勝った喜納は悔しそう、負けた国吉は嬉しそうという予想外の幕切れでこの試合は終了した。


「これは…面白いな。よし、次は阿西と坂田だ、いってこい」


「はい」


次はグループB第1試合、阿西と坂田の試合。


「また、こうして試合ができるなんてな」


「ああ、決着をつけよう」


阿西と坂田は中学校時代沖縄でテニスをしていたが対戦した事があったのだろうか。


「宮城、あの2人は前に試合したことがあるのか?」


「ああ、彼らは中学校時代はよく当たっていたよ。対戦成績は2勝2敗だったかな」


「へー。互角なんだな」


「県での実績は坂田の方が上なんだけど、多分、相性とかなのかな」


「そうか。この試合も面白くなりそう」


試合は予想通り白熱したものになった。阿西のどこからでも打てる強打でねじ伏せるという展開を多く見られた。対して、坂田の強みはエッグボール。強烈な回転がかかったスピンボールはまるでボールが急降下していくような重そうな打球。これが坂田の武器で、その武器でラリーの主導権を握り、ポイントを取る場面を多く見ることができた。


試合は互角の展開で進み、5-4 30-40 で坂田にマッチポイントが訪れた。だがサーブは阿西なので阿西にもまだ十分にチャンスがある状態だ。

阿西はサーブをセンターに打つ。そして返ってきたボールをすかさず強打。早めの展開にして坂田にエッグボールを打たせないという狙い。
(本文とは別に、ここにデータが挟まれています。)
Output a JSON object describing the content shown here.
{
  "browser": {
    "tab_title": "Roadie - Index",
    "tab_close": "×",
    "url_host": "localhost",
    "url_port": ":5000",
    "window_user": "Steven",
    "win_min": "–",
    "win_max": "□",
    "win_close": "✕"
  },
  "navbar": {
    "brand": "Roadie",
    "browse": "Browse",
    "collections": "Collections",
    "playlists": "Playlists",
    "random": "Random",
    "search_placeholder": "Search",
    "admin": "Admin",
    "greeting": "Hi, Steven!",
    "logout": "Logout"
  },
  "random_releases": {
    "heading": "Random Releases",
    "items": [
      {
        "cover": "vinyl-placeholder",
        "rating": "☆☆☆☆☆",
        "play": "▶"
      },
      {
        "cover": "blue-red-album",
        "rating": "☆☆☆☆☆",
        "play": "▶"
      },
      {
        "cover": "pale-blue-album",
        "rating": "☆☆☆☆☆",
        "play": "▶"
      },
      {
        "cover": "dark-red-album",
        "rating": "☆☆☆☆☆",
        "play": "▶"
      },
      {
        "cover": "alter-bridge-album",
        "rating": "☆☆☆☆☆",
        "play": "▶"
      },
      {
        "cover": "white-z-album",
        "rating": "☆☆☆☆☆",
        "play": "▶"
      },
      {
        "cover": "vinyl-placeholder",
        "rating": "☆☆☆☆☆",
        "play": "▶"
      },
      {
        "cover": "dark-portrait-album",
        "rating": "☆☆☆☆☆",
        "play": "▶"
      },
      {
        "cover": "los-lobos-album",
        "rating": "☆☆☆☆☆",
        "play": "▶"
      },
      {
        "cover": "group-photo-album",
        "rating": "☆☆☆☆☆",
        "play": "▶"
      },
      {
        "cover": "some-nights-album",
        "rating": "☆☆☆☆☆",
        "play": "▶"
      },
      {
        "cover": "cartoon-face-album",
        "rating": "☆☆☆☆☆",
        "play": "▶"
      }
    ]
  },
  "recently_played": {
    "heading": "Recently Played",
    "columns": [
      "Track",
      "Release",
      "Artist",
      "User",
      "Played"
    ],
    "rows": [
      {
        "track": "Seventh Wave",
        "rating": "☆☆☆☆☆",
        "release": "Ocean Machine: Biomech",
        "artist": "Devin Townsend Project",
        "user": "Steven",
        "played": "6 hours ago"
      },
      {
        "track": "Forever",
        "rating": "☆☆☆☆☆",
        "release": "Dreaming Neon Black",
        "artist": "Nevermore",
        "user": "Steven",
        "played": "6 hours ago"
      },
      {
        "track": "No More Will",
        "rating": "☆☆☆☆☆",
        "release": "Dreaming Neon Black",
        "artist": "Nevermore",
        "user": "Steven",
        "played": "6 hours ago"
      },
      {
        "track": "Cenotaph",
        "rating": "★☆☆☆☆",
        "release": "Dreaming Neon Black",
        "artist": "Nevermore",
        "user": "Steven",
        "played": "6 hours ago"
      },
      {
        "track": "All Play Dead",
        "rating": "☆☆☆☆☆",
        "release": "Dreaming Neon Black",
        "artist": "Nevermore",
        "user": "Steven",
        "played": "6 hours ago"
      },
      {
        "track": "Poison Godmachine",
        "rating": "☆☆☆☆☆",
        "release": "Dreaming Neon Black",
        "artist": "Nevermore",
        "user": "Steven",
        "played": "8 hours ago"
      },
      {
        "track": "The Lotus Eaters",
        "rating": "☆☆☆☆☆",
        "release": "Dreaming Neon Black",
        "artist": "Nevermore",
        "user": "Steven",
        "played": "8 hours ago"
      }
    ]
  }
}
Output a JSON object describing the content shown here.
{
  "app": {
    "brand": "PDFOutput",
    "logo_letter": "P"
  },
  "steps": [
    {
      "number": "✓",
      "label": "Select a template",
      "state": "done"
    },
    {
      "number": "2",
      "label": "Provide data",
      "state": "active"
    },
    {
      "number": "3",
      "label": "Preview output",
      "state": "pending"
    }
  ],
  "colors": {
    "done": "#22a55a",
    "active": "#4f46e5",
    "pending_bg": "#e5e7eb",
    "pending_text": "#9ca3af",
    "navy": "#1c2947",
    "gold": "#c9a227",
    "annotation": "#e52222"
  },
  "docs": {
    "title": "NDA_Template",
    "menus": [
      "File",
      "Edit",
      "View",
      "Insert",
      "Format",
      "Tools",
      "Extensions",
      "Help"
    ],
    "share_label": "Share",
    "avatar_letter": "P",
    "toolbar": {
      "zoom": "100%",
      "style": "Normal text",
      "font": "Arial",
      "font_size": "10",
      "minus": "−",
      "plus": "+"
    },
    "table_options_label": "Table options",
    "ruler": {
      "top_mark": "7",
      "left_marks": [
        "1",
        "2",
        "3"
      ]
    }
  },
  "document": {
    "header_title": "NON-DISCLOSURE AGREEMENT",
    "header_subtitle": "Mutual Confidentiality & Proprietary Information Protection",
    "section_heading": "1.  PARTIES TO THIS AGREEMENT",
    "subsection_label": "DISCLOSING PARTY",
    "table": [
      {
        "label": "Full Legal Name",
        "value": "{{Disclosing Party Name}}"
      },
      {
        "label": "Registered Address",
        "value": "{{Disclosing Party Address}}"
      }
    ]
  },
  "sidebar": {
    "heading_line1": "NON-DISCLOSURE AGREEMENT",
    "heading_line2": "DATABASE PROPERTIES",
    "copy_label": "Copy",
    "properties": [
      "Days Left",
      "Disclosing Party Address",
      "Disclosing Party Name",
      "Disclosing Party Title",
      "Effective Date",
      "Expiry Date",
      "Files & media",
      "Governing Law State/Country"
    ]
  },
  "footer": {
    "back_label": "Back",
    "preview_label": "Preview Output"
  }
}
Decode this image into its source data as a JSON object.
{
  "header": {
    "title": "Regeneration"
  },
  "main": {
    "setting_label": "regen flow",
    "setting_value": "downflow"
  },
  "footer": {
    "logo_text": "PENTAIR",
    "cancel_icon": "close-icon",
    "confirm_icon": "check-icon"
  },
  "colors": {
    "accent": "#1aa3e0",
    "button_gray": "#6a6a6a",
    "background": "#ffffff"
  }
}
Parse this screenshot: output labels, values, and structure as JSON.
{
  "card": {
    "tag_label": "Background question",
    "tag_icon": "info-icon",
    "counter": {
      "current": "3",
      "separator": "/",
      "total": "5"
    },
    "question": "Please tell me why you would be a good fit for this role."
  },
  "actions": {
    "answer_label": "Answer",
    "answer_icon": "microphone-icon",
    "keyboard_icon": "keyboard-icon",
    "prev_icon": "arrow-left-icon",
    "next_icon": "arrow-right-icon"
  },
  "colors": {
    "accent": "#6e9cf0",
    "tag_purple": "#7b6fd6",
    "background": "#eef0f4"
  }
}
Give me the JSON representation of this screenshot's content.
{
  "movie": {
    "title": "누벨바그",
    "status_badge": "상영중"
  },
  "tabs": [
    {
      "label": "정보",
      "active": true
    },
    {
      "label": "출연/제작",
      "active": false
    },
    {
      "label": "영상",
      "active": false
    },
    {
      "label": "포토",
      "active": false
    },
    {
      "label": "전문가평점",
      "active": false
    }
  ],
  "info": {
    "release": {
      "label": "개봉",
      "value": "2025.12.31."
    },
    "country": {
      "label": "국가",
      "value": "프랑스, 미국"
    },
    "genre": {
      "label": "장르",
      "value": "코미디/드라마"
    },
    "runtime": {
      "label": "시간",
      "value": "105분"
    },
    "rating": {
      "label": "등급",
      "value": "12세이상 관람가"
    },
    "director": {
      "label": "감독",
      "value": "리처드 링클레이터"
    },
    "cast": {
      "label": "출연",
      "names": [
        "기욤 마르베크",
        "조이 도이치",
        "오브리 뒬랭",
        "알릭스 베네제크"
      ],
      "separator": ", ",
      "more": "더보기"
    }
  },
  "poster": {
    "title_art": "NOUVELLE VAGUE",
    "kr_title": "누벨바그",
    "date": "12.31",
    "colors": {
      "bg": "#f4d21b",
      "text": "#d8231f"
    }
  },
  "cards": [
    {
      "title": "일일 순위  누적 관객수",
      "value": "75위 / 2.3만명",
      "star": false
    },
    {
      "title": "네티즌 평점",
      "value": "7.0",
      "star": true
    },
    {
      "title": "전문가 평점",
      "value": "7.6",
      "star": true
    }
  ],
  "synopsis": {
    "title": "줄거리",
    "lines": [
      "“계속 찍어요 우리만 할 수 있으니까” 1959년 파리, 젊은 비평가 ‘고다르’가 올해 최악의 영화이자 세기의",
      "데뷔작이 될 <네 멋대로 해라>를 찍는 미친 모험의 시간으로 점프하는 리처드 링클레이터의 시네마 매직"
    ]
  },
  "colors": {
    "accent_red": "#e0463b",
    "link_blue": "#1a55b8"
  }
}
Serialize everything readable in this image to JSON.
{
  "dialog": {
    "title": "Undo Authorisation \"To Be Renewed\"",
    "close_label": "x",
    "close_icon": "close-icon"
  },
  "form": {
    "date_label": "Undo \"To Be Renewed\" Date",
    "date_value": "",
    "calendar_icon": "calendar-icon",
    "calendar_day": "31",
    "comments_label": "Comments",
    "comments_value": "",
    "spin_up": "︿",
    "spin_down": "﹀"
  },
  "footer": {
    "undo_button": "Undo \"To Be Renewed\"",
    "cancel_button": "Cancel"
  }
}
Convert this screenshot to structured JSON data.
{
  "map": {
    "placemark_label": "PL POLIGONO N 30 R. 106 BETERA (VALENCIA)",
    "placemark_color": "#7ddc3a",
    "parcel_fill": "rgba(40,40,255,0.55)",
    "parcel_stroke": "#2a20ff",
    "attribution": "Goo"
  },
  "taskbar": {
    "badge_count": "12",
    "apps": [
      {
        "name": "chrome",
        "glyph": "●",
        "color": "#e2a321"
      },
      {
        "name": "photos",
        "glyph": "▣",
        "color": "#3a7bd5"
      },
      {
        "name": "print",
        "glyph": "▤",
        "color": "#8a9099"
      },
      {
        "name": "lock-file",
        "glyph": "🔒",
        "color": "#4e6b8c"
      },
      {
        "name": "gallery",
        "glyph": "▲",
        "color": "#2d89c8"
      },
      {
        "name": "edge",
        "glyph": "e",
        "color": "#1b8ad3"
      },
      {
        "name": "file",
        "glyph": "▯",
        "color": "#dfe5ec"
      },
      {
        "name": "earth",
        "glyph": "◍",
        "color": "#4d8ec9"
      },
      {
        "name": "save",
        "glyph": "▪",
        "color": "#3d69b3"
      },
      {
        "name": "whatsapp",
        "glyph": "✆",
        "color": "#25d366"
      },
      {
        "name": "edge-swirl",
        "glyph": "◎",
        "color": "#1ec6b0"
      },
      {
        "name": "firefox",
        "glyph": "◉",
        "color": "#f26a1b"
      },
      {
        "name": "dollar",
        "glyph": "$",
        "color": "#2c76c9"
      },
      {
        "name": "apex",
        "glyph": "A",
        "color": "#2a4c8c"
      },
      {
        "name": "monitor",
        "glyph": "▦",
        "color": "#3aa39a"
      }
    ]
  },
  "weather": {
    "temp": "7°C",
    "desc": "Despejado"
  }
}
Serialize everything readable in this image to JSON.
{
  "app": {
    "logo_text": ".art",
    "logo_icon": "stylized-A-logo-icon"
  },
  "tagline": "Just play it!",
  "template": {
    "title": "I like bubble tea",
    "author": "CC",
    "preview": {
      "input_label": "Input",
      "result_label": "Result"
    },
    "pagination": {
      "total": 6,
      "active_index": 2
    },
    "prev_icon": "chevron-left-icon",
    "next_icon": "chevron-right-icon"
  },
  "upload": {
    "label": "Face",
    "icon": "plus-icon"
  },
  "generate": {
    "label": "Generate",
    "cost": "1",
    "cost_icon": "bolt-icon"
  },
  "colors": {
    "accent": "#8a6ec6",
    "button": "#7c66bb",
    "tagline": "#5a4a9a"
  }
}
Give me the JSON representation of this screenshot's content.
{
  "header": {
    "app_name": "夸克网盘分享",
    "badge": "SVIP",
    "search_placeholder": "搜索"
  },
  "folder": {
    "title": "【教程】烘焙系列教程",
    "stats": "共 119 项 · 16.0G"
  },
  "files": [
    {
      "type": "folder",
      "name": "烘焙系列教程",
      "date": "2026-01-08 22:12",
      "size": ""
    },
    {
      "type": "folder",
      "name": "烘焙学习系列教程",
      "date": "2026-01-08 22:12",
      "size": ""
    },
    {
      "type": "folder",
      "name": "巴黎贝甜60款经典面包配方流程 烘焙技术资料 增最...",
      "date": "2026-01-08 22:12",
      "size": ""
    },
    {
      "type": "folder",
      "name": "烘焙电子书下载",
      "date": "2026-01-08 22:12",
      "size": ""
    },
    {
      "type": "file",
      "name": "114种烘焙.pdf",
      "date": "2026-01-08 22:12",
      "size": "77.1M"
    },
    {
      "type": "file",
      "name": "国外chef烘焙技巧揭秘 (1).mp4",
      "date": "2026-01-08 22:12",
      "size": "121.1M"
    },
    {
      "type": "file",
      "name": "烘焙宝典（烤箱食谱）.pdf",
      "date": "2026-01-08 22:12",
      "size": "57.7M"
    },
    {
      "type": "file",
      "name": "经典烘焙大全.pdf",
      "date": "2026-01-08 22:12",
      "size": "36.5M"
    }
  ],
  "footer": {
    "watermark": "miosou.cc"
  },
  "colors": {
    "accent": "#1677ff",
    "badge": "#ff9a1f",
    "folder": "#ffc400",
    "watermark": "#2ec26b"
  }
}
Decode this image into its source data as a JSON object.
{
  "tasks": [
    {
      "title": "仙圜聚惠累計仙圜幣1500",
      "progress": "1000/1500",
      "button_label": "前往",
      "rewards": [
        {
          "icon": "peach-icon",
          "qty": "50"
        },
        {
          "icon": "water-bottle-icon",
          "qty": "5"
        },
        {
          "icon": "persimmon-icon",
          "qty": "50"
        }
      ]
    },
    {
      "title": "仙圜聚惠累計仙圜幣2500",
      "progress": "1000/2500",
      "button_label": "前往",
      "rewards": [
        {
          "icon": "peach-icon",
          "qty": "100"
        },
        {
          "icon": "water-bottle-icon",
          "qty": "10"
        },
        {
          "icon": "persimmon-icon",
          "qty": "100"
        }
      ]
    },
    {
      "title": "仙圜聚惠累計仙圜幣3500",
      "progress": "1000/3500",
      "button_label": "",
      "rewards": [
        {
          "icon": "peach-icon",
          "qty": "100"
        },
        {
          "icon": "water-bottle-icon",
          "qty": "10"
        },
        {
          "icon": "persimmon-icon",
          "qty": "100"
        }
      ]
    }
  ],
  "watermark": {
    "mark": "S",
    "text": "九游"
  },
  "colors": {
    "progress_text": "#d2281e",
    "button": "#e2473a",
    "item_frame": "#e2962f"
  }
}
これが今日の阿西の戦い方だった。坂田は数的不利な状態で一か八かのバックハンドストレート。これが威力はないがコート隅に突き刺さる。阿西はなんとか返球するが若干甘くなり、すかさず坂田が得意のエッグボールを打つ。これを阿西も得意の強打で応戦。しかしボールはネット。試合が終わった。


「ゲームセットアンドマッチウォンバイ

坂田 6-4」


「ふー、前戦ったときより、エッグボールの重さが増してる感じがするよ。返すだけで精一杯だった」


「ありがとう。でも、まだまだだ。もっとエッグボールの質を上げていかないと」


「そうか」


レベルの高い試合だった。阿西ももちろん強いが、坂田はこの部でトップクラスに強いかもしれない。そう感じる試合だった。


「さあ、今日最後の試合だ。遠野、与那嶺いってこい」


「はい」


いよいよ俺の出番だ。ここの学校に来てからの初めての試合。自分が今、どれぐらいのテニスができるかをこの試合で測りたい。そして、俺自身の弱点に打ち勝ちたい。その思いで俺はコートに立った。